Олегу стало неприятно, что этот малый так непочтительно выражается по поводу его любимой.
— Никакого лягушонка я не знаю, — сухо возразил он. — Таню знаю. Соседка наша.
— Ладно, пусть Таня, — миролюбиво согласился Ромка. — Я ведь ничего против не имею. Девчонка свойская. Да ты сыграй еще чего-нибудь…
Олег снова заиграл свое. Роман внимательно слушал, угадывая.
— А вот это Волга наша течет. Широко, привольно. — В поток мерных, торжественных аккордов вплелись нотки тихой скоби, и Роман, вздохнув, пожаловался:
— Иной раз так на душе погано бывает. Хоть беги да топись.
Олег даже играть перестал от удивления. Честно говоря, ничего подобного от шумливого и напористого Романа он не ожидал. Может быть, поэтому-то и истолковал его слова по-своему.
— Ты что, влюблен? — тихо спросил он одноклассника.
— Я? — Роман удивленно вытаращился на Олега. — С чего ты взял? Да и… в кого?
— Ну, например, — Олег низко склонился к клавиатуре. — Например, в Таню.
— В Таньку-то? — Роман насмешливо хмыкнул. — Да она еще совсем маленькая. Вот у меня в спортшколе есть деваха. Знаешь, мы уже целовались. Только ты никому, засмеют. Иногда мне кажется, что я ее люблю. А иногда вроде бы совсем другую. Но эта совсем взрослая, ей двадцать, она наш тренер. Строгая — жуть! — У Романа даже глаза от восторга заблестели. — А насчет Таньки не переживай. Подрастет, я никому с ней ходить не позволю. Кроме тебя, конечно.
— Это я ей посвятил музыку-то, — вдруг признался Олег.
— Да я это и сам усек, — понимающе кивнул Роман. — Знаешь, а я стихи пишу. Но это тайна, ты никому.

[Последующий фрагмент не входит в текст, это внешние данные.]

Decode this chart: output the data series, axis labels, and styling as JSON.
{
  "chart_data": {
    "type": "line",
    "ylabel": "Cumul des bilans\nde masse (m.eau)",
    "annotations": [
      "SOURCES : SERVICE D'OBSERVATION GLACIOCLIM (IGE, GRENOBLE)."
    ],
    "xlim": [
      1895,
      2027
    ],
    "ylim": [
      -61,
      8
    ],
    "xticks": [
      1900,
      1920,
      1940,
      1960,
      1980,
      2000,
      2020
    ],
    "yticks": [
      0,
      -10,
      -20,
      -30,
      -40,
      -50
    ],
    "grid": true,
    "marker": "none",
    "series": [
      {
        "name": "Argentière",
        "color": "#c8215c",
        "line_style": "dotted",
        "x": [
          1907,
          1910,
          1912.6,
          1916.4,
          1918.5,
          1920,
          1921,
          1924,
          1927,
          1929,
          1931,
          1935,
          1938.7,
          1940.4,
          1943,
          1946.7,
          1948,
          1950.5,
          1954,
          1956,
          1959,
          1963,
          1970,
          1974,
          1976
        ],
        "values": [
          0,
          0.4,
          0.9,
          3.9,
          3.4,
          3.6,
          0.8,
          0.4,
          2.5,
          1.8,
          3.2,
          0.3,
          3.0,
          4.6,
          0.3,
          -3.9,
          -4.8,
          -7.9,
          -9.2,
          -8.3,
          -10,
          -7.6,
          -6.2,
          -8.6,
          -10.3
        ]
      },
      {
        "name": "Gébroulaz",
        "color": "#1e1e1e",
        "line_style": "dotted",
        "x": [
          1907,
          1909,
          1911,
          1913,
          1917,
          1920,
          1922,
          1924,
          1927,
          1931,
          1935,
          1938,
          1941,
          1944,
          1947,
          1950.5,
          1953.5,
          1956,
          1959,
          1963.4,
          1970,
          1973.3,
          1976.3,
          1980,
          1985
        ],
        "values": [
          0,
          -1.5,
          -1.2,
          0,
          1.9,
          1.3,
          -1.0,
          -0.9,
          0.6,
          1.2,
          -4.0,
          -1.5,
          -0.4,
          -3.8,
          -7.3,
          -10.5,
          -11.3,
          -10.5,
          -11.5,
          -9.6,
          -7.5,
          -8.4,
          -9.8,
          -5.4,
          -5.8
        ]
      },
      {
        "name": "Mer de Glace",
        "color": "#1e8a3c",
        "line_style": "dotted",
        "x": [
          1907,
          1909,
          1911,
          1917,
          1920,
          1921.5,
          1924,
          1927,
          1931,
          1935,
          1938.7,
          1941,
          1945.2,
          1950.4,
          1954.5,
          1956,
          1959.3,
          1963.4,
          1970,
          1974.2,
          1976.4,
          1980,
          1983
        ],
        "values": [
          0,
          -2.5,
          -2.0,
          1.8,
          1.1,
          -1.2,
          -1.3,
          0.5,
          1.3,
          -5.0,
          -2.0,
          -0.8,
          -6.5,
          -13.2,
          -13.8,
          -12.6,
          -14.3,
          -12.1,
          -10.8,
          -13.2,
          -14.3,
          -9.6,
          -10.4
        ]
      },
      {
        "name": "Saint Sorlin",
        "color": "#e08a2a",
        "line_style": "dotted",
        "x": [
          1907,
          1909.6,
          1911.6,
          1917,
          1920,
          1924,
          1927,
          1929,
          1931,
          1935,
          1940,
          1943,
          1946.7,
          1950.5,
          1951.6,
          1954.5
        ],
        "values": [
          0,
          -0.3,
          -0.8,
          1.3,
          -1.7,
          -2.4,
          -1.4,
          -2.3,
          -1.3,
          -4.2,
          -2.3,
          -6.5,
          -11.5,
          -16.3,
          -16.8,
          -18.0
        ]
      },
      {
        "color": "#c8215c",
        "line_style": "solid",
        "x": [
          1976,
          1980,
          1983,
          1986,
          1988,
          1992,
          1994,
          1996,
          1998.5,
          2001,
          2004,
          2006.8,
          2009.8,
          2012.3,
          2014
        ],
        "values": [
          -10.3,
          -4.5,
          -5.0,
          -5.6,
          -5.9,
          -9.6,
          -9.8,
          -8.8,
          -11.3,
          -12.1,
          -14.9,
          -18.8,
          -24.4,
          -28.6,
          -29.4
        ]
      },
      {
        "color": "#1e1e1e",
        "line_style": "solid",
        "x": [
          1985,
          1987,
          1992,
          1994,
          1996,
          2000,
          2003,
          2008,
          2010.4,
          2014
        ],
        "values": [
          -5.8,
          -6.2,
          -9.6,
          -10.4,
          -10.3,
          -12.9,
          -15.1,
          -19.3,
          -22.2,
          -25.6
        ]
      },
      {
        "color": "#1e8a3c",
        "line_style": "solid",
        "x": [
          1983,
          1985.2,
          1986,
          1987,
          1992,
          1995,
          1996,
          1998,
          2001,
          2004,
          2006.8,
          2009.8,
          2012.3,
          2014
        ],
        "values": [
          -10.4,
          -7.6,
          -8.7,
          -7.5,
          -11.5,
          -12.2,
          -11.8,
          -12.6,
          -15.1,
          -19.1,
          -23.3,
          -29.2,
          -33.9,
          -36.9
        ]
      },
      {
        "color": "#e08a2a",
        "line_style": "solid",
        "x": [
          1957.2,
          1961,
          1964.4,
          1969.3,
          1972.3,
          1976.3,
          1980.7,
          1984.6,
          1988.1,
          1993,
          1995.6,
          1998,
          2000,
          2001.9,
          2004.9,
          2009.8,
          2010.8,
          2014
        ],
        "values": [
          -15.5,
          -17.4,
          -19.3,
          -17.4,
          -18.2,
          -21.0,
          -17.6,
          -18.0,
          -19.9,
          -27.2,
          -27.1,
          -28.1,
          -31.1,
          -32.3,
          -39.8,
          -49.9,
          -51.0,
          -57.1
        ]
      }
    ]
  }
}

Они проболтали до тех пор, пока не пришли девчонки из старшего отряда — накрывать столы к ужину. Когда пятый отряд строем вошел в столовую, Олег сел за свой столик, который он, единственный из мальчиков, делил с девчонками. На сладкое были песочный коржик и кисель. И то и другое Олег обожал, но донести до рта не успел. К нему подошел Стас Филиппов, правая рука Романа Гвоздева. Мальчишки заухмылялись, предвкушая развлечение. Стас опустил в кисель дождевого червяка и конфисковал коржик.
— Приятного аппетита, — засмеялся он. — Кисель с мясом, очень вкусно!
Но тут к столу неторопливо подошел Ромка, заглянул в стакан, посмотрел, как извивается на поверхности густого малинового киселя червяк, взял посудину, поднес к лицу Стаса и коротко произнес:
— Пей.
Пацаны удивленно притихли.
— Пей, — повторил Роман. — Пей до дна, Стасик.
— Ты что, Пеле, очумел? На своих?
Плотный широкоплечий парнишка, буравя Романа недобрым взглядом, стал подниматься из-за стола.
— А, Егор — весело сказал Ромка. — Ну что ж, давай выйдем. А кисель он потом допьет.